To do so, follow these steps:

  1. Get the integration object from the API:

    curl --request GET https://api.<realm>.signalfx.com/v2/integration?type=AWSCloudWatch&offset=0&limit=50&orderBy=-lastUpdated
    --header "X-SF-TOKEN:" \
    --header "Content-Type:application/json" > integration.json

    You’ll get something similar to:

    {
       "count": 2,
       "results": [
          {
             "authMethod": "ExternalId",
             "created": 1674862496869,
             "createdByName": null,
             "creator": "E-tkECKAsAA",
             "customCloudWatchNamespaces": null,
             "enableAwsUsage": true,
             "enableCheckLargeVolume": true,
             "enabled": false,
             "externalId": "fyprhjmtpxttxwqhotep",
             "id": "integration-id",
             "importCloudWatch": true,
             "largeVolume": false,
             "lastUpdated": 1674862497253,
             "lastUpdatedBy": "E-tkECKAsAA",
             "lastUpdatedByName": "John Smith",
             "name": "AWS Dev",
             "pollRate": 300000,
             "regions": [ "us-east-1", "us-east-2", "us-west-1", "us-west-2" ],
             "roleArn": null,
             "services": [],
             "sfxAwsAccountArn": "arn:aws:iam::134183635603:root",
             "syncCustomNamespacesOnly": false,
             "syncLoadBalancerTargetGroupTags": false,
             "type": "AWSCloudWatch"
          },
          {
             "authMethod": "ExternalId",
             "created": 1522297476849,
             "createdByName": null,
             "creator": "CGa4fY-AoAA",
             "customCloudWatchNamespaces": null,
             "enableAwsUsage": true,
             "enableCheckLargeVolume": false,
             "enabled": true,
             "externalId": "uoejtvhsjnbcbdbfvbhg",
             "id": "DZTsWRwAkAA",
             "importCloudWatch": false,
             "largeVolume": false,
             "lastUpdated": 1671440367214,
             "lastUpdatedBy": "CGa4fY-AoAA",
             "lastUpdatedByName": "John Doe",
             "name": "AWS Prod",
             "pollRate": 300000,
             "regions": [ "us-east-1", "us-east-2", "us-west-1", "us-west-2" ],
             "roleArn": "arn:aws:iam::123456789012:role/splunk-o11y-role",
             "services": [],
             "sfxAwsAccountArn": "arn:aws:iam::134183635603:root",
             "syncCustomNamespacesOnly": false,
             "type": "AWSCloudWatch"
          }
       ]
    }
  2. Modify the integration file as explained in steps 3 and 4.

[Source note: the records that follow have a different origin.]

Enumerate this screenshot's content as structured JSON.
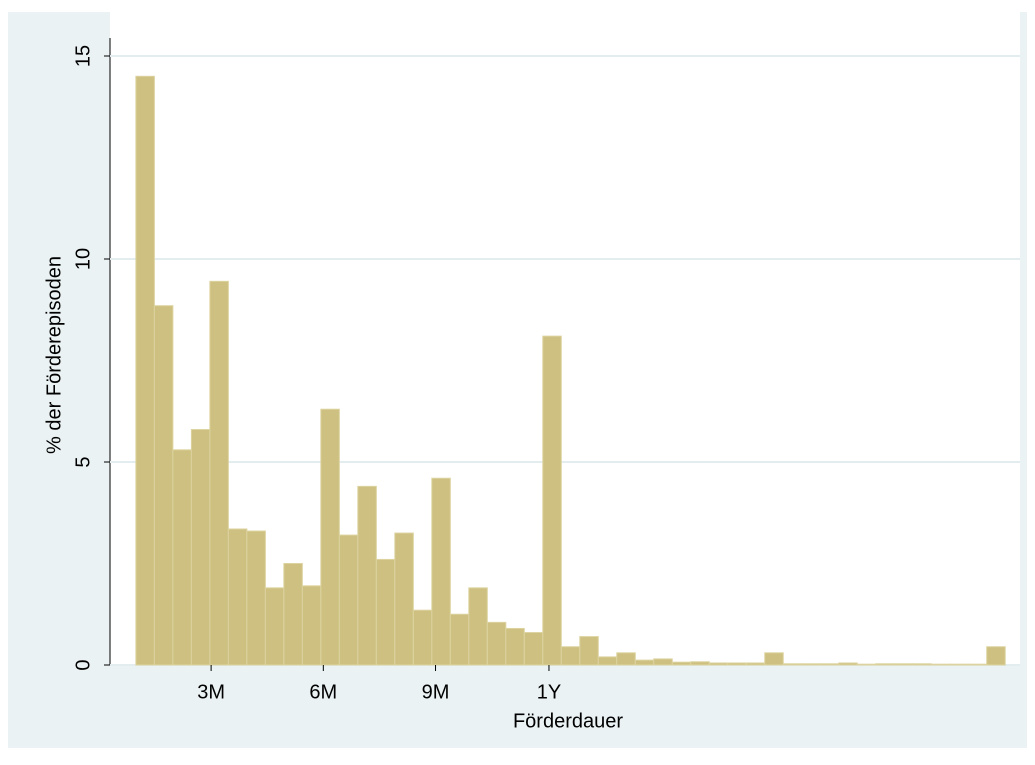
{
  "chart_data": {
    "type": "histogram",
    "x_label": "Förderdauer",
    "y_label": "% der Förderepisoden",
    "bins": [
      30,
      45,
      60,
      75,
      90,
      105,
      120,
      135,
      150,
      165,
      180,
      195,
      210,
      225,
      240,
      255,
      270,
      285,
      300,
      315,
      330,
      345,
      360,
      375,
      390,
      405,
      420,
      435,
      450,
      465,
      480,
      495,
      510,
      525,
      540,
      555,
      570,
      585,
      600,
      615,
      630,
      645,
      660,
      675,
      690,
      705,
      720,
      735
    ],
    "values": [
      14.5,
      8.85,
      5.3,
      5.8,
      9.45,
      3.35,
      3.3,
      1.9,
      2.5,
      1.95,
      6.3,
      3.2,
      4.4,
      2.6,
      3.25,
      1.35,
      4.6,
      1.25,
      1.9,
      1.05,
      0.9,
      0.8,
      8.1,
      0.45,
      0.7,
      0.2,
      0.3,
      0.12,
      0.15,
      0.07,
      0.08,
      0.05,
      0.05,
      0.05,
      0.3,
      0.03,
      0.03,
      0.03,
      0.05,
      0.02,
      0.03,
      0.03,
      0.03,
      0.02,
      0.02,
      0.02,
      0.45
    ],
    "color": "#cdc081",
    "xlim": [
      9,
      747
    ],
    "xticks": [
      {
        "value": 91,
        "label": "3M"
      },
      {
        "value": 182,
        "label": "6M"
      },
      {
        "value": 273,
        "label": "9M"
      },
      {
        "value": 365,
        "label": "1Y"
      }
    ],
    "ylim": [
      0,
      15
    ],
    "yticks": [
      0,
      5,
      10,
      15
    ],
    "grid": true
  }
}
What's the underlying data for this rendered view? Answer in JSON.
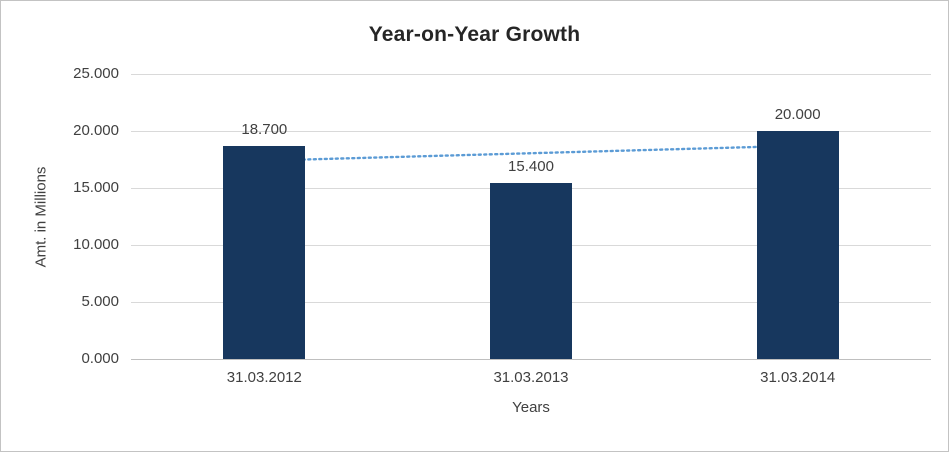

  3. Remove the fields below from the call, as these will be populated automatically:

    ``created``
    ``createdByName``
    ``creator``
    ``lastUpdated``
    ``lastUpdatedBy``
    ``lastUpdatedByName``
  4. Include ignoreAllStatusMetrics, set to false, in the integration. It will look like this:

    {
       "authMethod": "ExternalId",
       "customCloudWatchNamespaces": null,
       "enableAwsUsage": true,
       "enableCheckLargeVolume": true,
       "enabled": false,
       "externalId": "fyprhjmtpxttxwqhotep",
       "id": "integration-id",
       "ignoreAllStatusMetrics": false,
       "importCloudWatch": true,
       "largeVolume": false,
       "name": "AWS Dev",
       "pollRate": 300000,
       "regions": [ "us-east-1", "us-east-2", "us-west-1", "us-west-2" ],
       "roleArn": null,
       "services": [],
       "sfxAwsAccountArn": "arn:aws:iam::134183635603:root",
       "syncCustomNamespacesOnly": false,
       "syncLoadBalancerTargetGroupTags": false,
       "type": "AWSCloudWatch"
    }
  5. Update the integration object above using the API:

    curl --request PUT https://api.<realm>.signalfx.com/v2/integration/<integration-id>
    --header "X-SF-TOKEN:" \
    --header "Content-Type:application/json" \
    --data "@integration.json"
  6. StatusCheckFailed is always ignored but now you can combine the other two status check metrics, StatusCheckFailed_Instance and StatusCheckFailed_System, to obtain status information.

    For more on AWS status check metrics, see the official AWS documentation.